The same year India got a taste of how a live Norwegian black metal act looks and seems when they perform live. Satyricon headlined GIR-2008. I remember posing as a fake journalist and roaming around the lobby of this hotel they were put up in. Sick days. Saw Frost and did not get scared. Drank beer with King and even felt like one. Heavy doom band Sahg had supported Satyricon for the tour and I had comfortably made it to the front row for their set as only a few were interested. Thanks a lot, Amit Sehgal. Two months from then Ensiferum took the stage at this event named Livewire which is a part of a popular annual festival Mood Indigo hosted by IIT, Bombay. Along came some folk/viking music and many around me did not have as much as a clue of what this genre is. But they sure did dance to the tunes. It was the last song when a twenty-something me jumped the barricade, climbed the stage, headbanged and even exited with them. Good fun.

Two Thousand and Nine –

Opeth played the Saarang fest at IIT Chennai (early-2009), Hammerfall played the same venue in early-2010, Rudra played at ISM Dhanbad in March-2009. I missed all three of these gigs as they happened at godforsaken places. Rudra played at Dhanbad, Jharkhand. Really? But Rudra had played Bombay and Delhi in 2001, something I did not of and The Demonstealer did.

Swedish-band Amon Amarth headlined Deccan Rock Festival ’09 and melo-death came to India from where it should have come from. Also sharing the stage were progressive metal band Textures.
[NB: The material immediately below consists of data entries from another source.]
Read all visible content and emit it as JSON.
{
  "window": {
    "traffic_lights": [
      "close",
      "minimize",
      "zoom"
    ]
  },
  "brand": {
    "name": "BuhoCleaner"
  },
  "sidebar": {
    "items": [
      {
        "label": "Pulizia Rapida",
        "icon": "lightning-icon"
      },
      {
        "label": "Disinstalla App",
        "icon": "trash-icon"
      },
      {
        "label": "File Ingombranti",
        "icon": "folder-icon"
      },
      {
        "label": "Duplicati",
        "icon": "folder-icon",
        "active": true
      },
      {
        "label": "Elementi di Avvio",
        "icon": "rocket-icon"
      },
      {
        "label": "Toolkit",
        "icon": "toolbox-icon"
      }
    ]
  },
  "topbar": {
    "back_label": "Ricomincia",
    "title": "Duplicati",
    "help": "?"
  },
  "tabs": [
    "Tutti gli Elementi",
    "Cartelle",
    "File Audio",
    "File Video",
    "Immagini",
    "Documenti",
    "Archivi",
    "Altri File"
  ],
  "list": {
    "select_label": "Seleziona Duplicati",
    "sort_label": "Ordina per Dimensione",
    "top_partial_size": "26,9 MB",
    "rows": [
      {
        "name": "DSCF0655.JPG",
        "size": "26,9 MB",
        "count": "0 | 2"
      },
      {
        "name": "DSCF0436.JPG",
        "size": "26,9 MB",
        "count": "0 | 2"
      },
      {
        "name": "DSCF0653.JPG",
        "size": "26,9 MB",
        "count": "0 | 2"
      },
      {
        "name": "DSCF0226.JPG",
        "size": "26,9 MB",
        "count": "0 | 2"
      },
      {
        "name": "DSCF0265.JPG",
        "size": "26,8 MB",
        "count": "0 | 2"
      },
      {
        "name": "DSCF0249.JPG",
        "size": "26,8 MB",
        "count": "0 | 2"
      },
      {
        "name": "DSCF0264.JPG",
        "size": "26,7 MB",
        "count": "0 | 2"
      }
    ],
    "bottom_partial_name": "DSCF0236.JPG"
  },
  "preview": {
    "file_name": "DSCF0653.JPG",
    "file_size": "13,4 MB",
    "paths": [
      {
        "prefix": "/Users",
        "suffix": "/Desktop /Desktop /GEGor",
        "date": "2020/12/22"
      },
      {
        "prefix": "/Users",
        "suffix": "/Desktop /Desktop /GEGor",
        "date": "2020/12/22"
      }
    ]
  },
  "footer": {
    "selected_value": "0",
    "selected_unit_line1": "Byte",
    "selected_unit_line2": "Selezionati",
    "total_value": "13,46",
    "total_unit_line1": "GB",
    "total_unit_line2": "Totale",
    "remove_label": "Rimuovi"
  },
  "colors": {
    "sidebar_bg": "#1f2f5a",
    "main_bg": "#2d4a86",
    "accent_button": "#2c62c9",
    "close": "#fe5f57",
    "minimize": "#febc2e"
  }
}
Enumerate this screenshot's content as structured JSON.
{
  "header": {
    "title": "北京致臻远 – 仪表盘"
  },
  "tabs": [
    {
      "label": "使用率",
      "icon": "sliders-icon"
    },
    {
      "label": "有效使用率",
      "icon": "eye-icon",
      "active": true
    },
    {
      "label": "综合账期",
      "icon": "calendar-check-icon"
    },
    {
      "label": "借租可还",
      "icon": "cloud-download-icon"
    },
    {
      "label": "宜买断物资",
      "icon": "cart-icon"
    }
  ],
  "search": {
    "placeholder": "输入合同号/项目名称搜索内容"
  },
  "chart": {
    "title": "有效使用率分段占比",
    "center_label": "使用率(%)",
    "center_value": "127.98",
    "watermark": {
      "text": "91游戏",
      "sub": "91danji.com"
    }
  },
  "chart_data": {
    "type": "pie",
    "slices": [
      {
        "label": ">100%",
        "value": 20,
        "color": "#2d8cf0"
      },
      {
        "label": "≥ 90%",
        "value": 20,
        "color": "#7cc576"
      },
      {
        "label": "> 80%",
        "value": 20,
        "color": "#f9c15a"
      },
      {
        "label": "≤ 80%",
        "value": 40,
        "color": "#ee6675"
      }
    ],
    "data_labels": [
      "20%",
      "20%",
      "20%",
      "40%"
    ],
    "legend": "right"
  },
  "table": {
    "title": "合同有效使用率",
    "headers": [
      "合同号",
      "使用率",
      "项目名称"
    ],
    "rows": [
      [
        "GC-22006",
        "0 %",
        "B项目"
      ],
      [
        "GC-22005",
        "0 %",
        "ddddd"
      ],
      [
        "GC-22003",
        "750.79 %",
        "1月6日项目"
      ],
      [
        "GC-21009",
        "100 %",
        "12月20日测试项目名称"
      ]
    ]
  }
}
Two Thousand Ten and onwards –

By far 2010 has been an eventful year. Folk metal band Eluveitie travelled from Switzerland to IIT Guwahati’s annual festival in February. Rock in India organizers with a metal history paid Backstreet Boys to perform on the same platform as Iron Maiden and Megadeth. To overcome this serious blow Overture India debuted with an event as big as Lamb of God for the Summer Storm festival, Bangalore ’10. And it’s not been long since Nervecell‘s Preaching Venom India tour. I can wait for the next international act as my culture has taught me to wait. 2010 even saw Indian bands DR, Scribe and Kryptos finally breaking the mould when they went international. DR played a dream gig at Inferno festival Norway along with Scribe. Then DR played Brutal Assault festival Czech Republic. Kryptos left for a short European tour and have their dates booked for gigs next year too. All this happened in this very decade.

In the coming two months we have a lot of super gigs lined-up and I am totally kicked about them. Dates for Cynic, Meshuggah, Enslaved and Katatonia’s gigs are fast approaching. Maybe work commitments would not permit me to attend each one of them but then this is what is the state of Indian metal scene in the initial few years of it getting noticed. Don’t I have a lifetime to attend all the concerts that are definitely going to happen in India? Finally I have something good to say about our nation.

And the article would be incomplete without mentioning Katatonia separately. Totally my kind of music and so damn abundant. Hats off to the people who know of such music’s existence and are getting them down for us. There might be a tepid response for Katatonia but that would not in any way reduce the significance of this milestone event.

I would again say all this is just the beginning. It’s been just three years and bands are eager to make it to a new destination – India and fans here say they were always as loyal as they are now. Cheers!